One of the realizations I’ve made this semester is understanding language’s boundaries. Language is often insufficient in accurately communicating and expressing emotions and experiences. The orchestral concert is a great example of how other studies in the humanities, like music, better convey human experiences. Music allows for communication and often can more accurately translate a story than literal words. This is especially relevant in this Orchestra Performance because they played Program Music where the composer tells a specific narrative in the music.

I’m happy that I got the chance to attend this performance. While I don’t listen to orchestral symphonies often, the music was beautiful. It was also great to support my classmates playing in the concert.

Semester II

On Sunday, February 16th, I attended this year’s Staley Lecture, titled “Eating as an Act of Justice: From Religious Food Ethics to Climate Action.” This lecture was presented by Matthew Halteman, a professor of Philosophy, vegan, and self-proclaimed lover of food. I went into this lecture very critical and apprehensive. From what I had heard about the topic, I was worried it was going to be the same unconvincing arguments that I had heard about eating vegan. I have a sister who eats a pescatarian diet and she’s told me about how a diet that includes meat is worse for your health as well as the climate (not to mention the cruel animal treatment arguments). I had always brushed it off, not believing that my diet was that significant or impactful.

Dr. Halteman’s lecture is different from other arguments for a vegan diet in that he approaches it from a philosophical and theological perspective. Halteman explains that while most people see their diets as a personal choice, such as choosing what color to paint your house, in reality, it is a decision on how to treat others because it really affects those around you.
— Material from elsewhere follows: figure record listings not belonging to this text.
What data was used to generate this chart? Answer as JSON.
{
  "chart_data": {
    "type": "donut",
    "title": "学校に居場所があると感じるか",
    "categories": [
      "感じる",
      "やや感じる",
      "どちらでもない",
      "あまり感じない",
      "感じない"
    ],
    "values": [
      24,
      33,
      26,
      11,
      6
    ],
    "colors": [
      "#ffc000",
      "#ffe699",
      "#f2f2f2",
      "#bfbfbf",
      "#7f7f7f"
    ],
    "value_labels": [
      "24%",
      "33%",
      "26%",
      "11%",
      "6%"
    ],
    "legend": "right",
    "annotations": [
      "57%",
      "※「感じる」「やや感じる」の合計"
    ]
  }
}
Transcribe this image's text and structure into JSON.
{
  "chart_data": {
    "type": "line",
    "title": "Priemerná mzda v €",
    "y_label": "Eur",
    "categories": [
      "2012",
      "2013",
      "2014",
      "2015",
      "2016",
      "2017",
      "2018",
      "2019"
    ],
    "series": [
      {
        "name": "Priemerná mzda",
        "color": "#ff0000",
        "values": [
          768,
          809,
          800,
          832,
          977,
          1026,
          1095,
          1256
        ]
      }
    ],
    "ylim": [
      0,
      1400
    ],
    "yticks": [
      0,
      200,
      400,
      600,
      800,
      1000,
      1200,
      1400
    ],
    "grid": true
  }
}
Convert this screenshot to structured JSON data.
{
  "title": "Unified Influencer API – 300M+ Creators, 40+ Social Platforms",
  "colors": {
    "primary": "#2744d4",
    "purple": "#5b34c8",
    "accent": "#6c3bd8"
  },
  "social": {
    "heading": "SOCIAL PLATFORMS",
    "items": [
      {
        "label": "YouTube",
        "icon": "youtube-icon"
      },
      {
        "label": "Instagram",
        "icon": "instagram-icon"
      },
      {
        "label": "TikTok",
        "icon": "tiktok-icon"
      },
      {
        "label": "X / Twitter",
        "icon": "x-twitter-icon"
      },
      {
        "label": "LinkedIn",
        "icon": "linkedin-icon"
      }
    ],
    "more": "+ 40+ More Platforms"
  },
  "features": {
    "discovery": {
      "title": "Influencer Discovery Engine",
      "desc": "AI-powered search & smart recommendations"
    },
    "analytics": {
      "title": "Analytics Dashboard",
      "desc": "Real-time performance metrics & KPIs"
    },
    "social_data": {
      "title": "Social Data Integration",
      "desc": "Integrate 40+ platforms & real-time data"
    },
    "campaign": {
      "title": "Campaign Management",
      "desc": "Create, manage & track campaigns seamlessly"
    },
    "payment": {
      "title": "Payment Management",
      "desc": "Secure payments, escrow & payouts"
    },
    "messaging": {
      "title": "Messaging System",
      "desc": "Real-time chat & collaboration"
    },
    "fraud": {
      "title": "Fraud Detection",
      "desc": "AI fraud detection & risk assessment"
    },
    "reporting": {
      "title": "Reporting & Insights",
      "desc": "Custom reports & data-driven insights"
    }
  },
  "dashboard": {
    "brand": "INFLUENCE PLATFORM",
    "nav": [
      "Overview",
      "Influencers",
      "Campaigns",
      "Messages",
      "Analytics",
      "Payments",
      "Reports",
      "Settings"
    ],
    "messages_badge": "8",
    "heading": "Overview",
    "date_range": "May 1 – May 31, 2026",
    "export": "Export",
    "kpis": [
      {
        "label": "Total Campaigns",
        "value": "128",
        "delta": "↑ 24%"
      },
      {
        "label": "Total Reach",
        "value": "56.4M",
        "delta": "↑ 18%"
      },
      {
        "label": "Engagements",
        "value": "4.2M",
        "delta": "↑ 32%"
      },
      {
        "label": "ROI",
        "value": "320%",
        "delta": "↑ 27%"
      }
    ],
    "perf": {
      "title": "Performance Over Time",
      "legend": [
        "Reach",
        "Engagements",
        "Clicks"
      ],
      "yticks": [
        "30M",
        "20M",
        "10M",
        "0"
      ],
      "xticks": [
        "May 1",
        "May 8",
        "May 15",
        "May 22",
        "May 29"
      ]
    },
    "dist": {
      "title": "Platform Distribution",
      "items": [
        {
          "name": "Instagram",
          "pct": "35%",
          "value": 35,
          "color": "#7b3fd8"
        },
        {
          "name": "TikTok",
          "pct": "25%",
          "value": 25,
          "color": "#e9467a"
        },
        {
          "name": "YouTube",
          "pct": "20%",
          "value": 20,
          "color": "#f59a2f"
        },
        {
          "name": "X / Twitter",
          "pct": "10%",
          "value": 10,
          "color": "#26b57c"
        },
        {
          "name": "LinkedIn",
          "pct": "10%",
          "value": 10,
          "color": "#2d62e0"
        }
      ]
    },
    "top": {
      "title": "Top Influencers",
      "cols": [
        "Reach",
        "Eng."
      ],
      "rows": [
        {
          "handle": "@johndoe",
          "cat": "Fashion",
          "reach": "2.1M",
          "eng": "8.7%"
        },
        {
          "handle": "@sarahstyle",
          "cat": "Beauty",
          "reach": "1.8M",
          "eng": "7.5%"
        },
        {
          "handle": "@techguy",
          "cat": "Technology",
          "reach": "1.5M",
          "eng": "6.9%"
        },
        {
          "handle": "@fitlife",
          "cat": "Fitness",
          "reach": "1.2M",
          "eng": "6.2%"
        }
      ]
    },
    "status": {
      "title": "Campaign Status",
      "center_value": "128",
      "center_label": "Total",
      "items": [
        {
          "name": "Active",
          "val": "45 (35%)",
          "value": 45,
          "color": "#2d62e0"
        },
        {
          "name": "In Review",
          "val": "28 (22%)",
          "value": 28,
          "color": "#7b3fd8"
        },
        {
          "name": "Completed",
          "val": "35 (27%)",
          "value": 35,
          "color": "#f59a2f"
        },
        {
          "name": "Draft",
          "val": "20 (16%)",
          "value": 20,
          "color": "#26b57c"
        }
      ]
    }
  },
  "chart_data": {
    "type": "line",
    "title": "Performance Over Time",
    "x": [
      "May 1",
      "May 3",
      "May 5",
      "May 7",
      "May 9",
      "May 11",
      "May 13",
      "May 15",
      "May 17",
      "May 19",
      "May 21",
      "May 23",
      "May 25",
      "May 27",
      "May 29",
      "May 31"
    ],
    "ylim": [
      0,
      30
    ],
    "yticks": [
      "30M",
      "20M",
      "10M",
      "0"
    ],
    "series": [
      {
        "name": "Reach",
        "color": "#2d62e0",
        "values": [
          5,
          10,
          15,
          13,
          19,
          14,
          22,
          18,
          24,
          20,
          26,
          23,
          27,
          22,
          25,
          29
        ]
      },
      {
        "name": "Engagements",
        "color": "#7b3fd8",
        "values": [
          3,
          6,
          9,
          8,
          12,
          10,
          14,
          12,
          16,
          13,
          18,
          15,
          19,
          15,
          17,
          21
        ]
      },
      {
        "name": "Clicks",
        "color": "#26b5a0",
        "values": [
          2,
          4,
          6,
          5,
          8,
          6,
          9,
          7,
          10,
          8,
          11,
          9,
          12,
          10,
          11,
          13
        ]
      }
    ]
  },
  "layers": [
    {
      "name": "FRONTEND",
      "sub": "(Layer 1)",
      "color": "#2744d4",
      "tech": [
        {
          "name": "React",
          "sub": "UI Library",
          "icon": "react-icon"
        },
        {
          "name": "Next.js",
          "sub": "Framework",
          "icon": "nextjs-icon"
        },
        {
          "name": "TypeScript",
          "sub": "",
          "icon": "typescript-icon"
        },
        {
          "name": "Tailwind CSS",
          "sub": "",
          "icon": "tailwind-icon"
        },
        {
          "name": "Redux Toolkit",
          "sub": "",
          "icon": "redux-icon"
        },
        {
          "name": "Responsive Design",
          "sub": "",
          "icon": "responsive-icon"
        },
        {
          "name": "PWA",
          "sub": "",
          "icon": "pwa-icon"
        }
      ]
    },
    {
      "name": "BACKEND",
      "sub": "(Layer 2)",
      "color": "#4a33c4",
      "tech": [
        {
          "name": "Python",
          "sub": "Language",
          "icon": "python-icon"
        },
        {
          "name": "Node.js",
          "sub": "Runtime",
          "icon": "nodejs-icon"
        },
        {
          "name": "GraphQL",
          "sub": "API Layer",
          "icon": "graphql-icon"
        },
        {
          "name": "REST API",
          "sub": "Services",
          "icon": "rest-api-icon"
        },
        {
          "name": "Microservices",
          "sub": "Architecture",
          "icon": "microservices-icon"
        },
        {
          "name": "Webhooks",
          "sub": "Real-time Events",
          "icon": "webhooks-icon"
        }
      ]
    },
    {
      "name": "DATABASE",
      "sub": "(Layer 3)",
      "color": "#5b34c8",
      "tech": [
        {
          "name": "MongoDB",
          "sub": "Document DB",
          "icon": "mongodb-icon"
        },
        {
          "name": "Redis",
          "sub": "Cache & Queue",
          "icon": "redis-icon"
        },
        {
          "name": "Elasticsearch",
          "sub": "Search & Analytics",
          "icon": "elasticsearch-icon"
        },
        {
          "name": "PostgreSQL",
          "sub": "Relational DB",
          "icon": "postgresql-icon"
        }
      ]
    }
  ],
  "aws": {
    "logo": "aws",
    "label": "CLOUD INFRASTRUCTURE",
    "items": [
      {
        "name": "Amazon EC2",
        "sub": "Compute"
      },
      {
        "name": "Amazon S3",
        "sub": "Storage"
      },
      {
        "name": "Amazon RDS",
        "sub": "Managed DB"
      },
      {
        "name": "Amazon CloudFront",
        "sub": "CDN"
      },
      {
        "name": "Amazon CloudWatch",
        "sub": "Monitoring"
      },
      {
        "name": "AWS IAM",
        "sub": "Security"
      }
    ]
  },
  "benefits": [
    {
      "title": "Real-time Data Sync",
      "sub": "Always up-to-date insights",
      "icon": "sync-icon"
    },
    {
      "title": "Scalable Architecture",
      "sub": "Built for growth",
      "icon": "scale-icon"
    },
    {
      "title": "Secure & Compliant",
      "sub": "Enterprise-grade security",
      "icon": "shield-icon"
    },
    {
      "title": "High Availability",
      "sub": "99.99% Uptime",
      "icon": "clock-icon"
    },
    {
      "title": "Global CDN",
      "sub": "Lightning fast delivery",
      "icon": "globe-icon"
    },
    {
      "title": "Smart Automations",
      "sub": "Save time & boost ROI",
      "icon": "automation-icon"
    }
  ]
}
He argues that a plant-based diet is supported by Christian ideals, Jesus’ call for social justice in the Gospels, and simply good morals. I was blown away by this lecture. I walked away believing that I couldn’t call myself a good person if I was eating meat. Since that lecture, I have shifted to a pescatarian diet. (access to protein sources outside of fish is more challenging, so I can’t commit to vegan at the moment.)

In reflecting on this lecture and connecting it to my exploration of the “truth,” I think of this moment as the beginning of a personal paradigm shift. I hope that with more shifts in conceptual schemes regarding conscious eating and plant-based diets, we can start a revolution.